The Power of Data - What About Move-Outs

The Power of Data: What About Customer Move-Outs?

In a previous blog, we talked about understanding new customer move-ins. But what about existing customer move-outs? This “flip side” key performance index (KPI) is equally important to understand, because it is about losing customers as they decide to move out.

Analyzing the same data as before, we are looking at a self-storage operator who has experienced relatively stable occupancy for the past 18 months. We highlighted several core KPI’s of especially strong interest based on revenue per square foot.

We talked about how revenue per square foot (when based on total square feet of a facility) is often a good, and easily understood metric for total revenue. It “normalizes” revenue, so it is often a more robust metric when used in trend analysis. For existing customer move-outs, we look at two aspects of revenue per square foot:

  1. Based only on occupied units.
  2. Based on existing customer move-outs.

Dashboard Graph Example Move-Outs

Analyzing Move-Outs in Isolation

If we strictly focus on the purple line, existing customer move-outs, we see that it bumps along with ups and downs depending on month:

  • Notice increases in move-out revenue (loss) on January, March, June, August, October, December of 2021, and February 2022.
  • Conversely, there were decreases move-outs in the month or months following.
  • There are no observable cyclicality in the data presented. There was an increase in move-outs in January 2021, followed by a dip in February. The opposite is true in 2022, where there was a dip in January, followed by an increase in February.
  • However, the overall move-out trend is in an upward trajectory. That means the losses of move-out revenue over time is increasing. In isolation, this would be an disconcerting trend. As we shall see, this may not be the case.

Analyzing Move-Outs Relative to Occupied Units.

If we look at move-out data compared to occupied data, the black line, a different perspective emerges:

  • Occupied revenues per square foot has steadily increased over time. That is a good thing, as the operator is able to gain more revenue per square foot over time, as long as the trend exceeds that of inflation.
  • Looking again back to move-out revenues (loss), it makes sense that those revenues will increase over time as well. Those higher revenue occupied units, when customers move out, will likewise result in a higher loss of revenues as well.
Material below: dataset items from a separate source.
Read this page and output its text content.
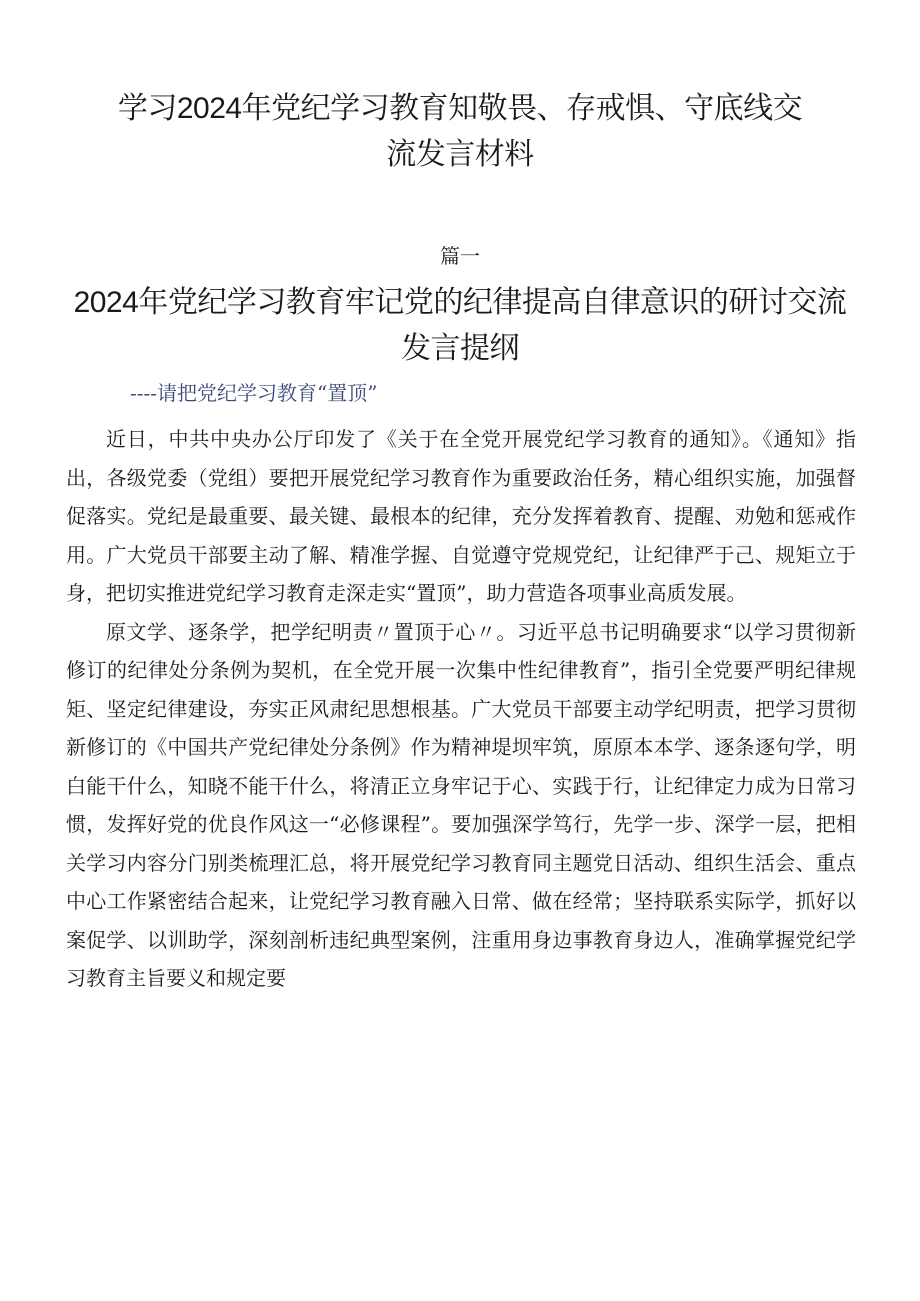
学习2024年党纪学习教育知敬畏、存戒惧、守底线交
流发言材料
篇一
2024年党纪学习教育牢记党的纪律提高自律意识的研讨交流
发言提纲
----请把党纪学习教育“置顶”

近日，中共中央办公厅印发了《关于在全党开展党纪学习教育的通知》。《通知》指出，各级党委（党组）要把开展党纪学习教育作为重要政治任务，精心组织实施，加强督促落实。党纪是最重要、最关键、最根本的纪律，充分发挥着教育、提醒、劝勉和惩戒作用。广大党员干部要主动了解、精准学握、自觉遵守党规党纪，让纪律严于己、规矩立于身，把切实推进党纪学习教育走深走实“置顶”，助力营造各项事业高质发展。

原文学、逐条学，把学纪明责〃置顶于心〃。习近平总书记明确要求“以学习贯彻新修订的纪律处分条例为契机，在全党开展一次集中性纪律教育”，指引全党要严明纪律规矩、坚定纪律建设，夯实正风肃纪思想根基。广大党员干部要主动学纪明责，把学习贯彻新修订的《中国共产党纪律处分条例》作为精神堤坝牢筑，原原本本学、逐条逐句学，明白能干什么，知晓不能干什么，将清正立身牢记于心、实践于行，让纪律定力成为日常习惯，发挥好党的优良作风这一“必修课程”。要加强深学笃行，先学一步、深学一层，把相关学习内容分门别类梳理汇总，将开展党纪学习教育同主题党日活动、组织生活会、重点中心工作紧密结合起来，让党纪学习教育融入日常、做在经常；坚持联系实际学，抓好以案促学、以训助学，深刻剖析违纪典型案例，注重用身边事教育身边人，准确掌握党纪学习教育主旨要义和规定要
What if Move-Out and Occupied Revenues Trend in Opposite Directions?

We noted there were months where move-out revenues increased over the previous month. In this case, profitability will take a hit. Existing customers of units yielding higher revenue per square foot are moving out more. It is worthwhile to consider why.

  • Are rent increases too aggressive for those already higher-paying customers?
  • Or is it a delayed response to a previous, lower move-out month?
  • If there were observable cycles, that could explain increases (and decreases). However, based on the data, this is not the case.
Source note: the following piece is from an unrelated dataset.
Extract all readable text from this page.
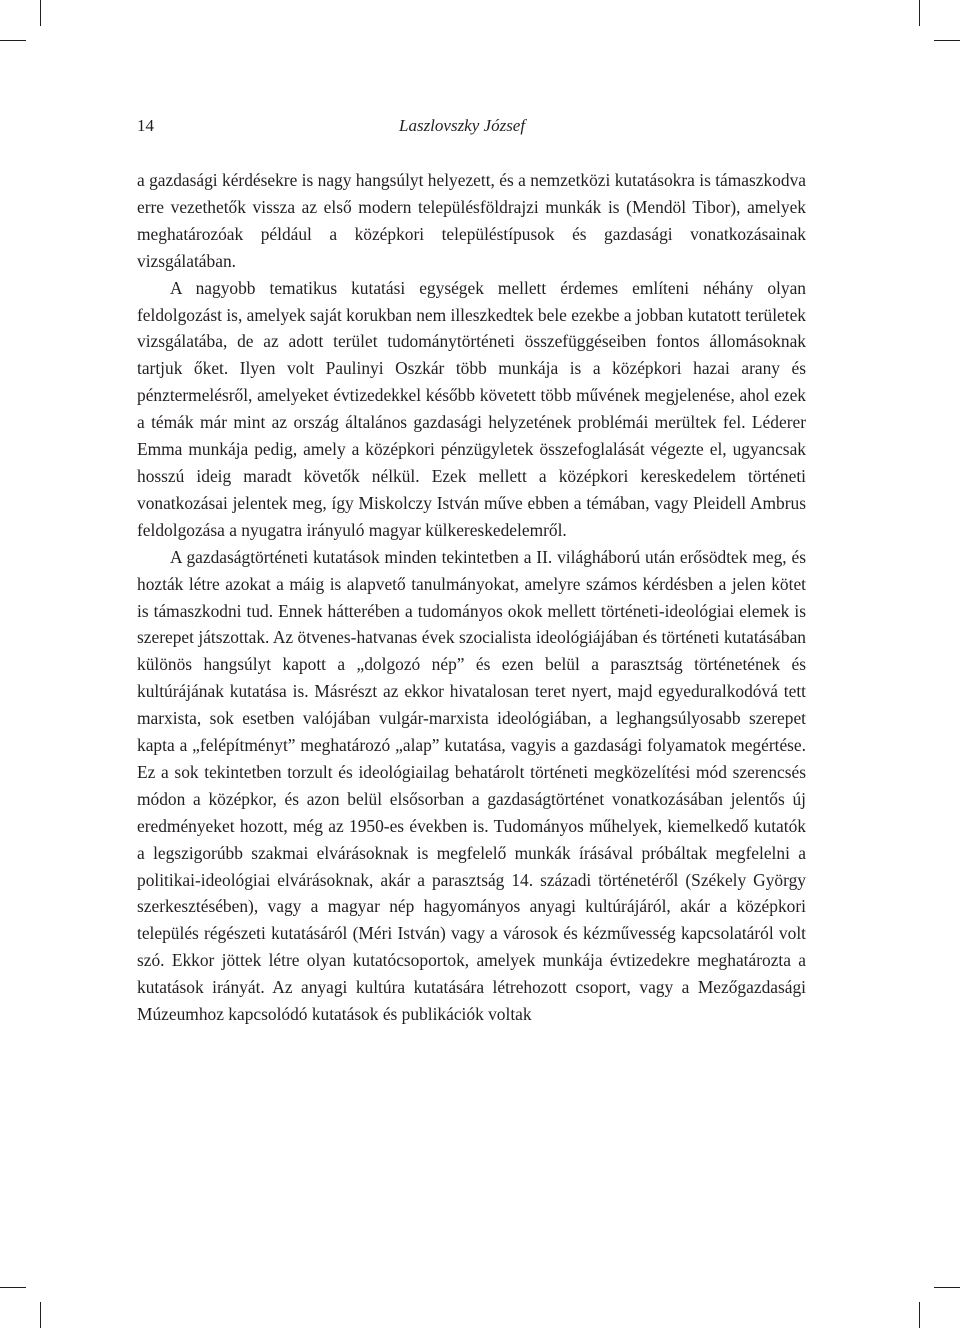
14	Laszlovszky József

a gazdasági kérdésekre is nagy hangsúlyt helyezett, és a nemzetközi kutatásokra is támaszkodva erre vezethetők vissza az első modern településföldrajzi munkák is (Mendöl Tibor), amelyek meghatározóak például a középkori településtípusok és gazdasági vonatkozásainak vizsgálatában.

A nagyobb tematikus kutatási egységek mellett érdemes említeni néhány olyan feldolgozást is, amelyek saját korukban nem illeszkedtek bele ezekbe a jobban kutatott területek vizsgálatába, de az adott terület tudománytörténeti összefüggéseiben fontos állomásoknak tartjuk őket. Ilyen volt Paulinyi Oszkár több munkája is a középkori hazai arany és pénztermelésről, amelyeket évtizedekkel később követett több művének megjelenése, ahol ezek a témák már mint az ország általános gazdasági helyzetének problémái merültek fel. Léderer Emma munkája pedig, amely a középkori pénzügyletek összefoglalását végezte el, ugyancsak hosszú ideig maradt követők nélkül. Ezek mellett a középkori kereskedelem történeti vonatkozásai jelentek meg, így Miskolczy István műve ebben a témában, vagy Pleidell Ambrus feldolgozása a nyugatra irányuló magyar külkereskedelemről.

A gazdaságtörténeti kutatások minden tekintetben a II. világháború után erősödtek meg, és hozták létre azokat a máig is alapvető tanulmányokat, amelyre számos kérdésben a jelen kötet is támaszkodni tud. Ennek hátterében a tudományos okok mellett történeti-ideológiai elemek is szerepet játszottak. Az ötvenes-hatvanas évek szocialista ideológiájában és történeti kutatásában különös hangsúlyt kapott a „dolgozó nép” és ezen belül a parasztság történetének és kultúrájának kutatása is. Másrészt az ekkor hivatalosan teret nyert, majd egyeduralkodóvá tett marxista, sok esetben valójában vulgár-marxista ideológiában, a leghangsúlyosabb szerepet kapta a „felépítményt” meghatározó „alap” kutatása, vagyis a gazdasági folyamatok megértése. Ez a sok tekintetben torzult és ideológiailag behatárolt történeti megközelítési mód szerencsés módon a középkor, és azon belül elsősorban a gazdaságtörténet vonatkozásában jelentős új eredményeket hozott, még az 1950-es években is. Tudományos műhelyek, kiemelkedő kutatók a legszigorúbb szakmai elvárásoknak is megfelelő munkák írásával próbáltak megfelelni a politikai-ideológiai elvárásoknak, akár a parasztság 14. századi történetéről (Székely György szerkesztésében), vagy a magyar nép hagyományos anyagi kultúrájáról, akár a középkori település régészeti kutatásáról (Méri István) vagy a városok és kézművesség kapcsolatáról volt szó. Ekkor jöttek létre olyan kutatócsoportok, amelyek munkája évtizedekre meghatározta a kutatások irányát. Az anyagi kultúra kutatására létrehozott csoport, vagy a Mezőgazdasági Múzeumhoz kapcsolódó kutatások és publikációk voltak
We also noted there were months where move-out revenues decreased over the previous month. This is good for profits, and it’s worthwhile to identify factors to replicate this scenario.

  • What were the rent increases during that month?
  • Which particular type of unit were rent increases made, and which ones were the move-outs?
  • Could rents have been increased a bit more to further profitability?
  • What were the rent increase “tipping points” where, if exceeded, would push a increase in move-out revenues, the bad-for-profit scenario.

Looking at customer move-outs is a continuation of a data-drive approach. By truly understanding the factors driving the data, operators can significantly improve their overall revenues, and thereby profits, over time.

In a future blog, we will see the interplay between occupied unit revenues, new customer move-ins, and existing customer move-outs.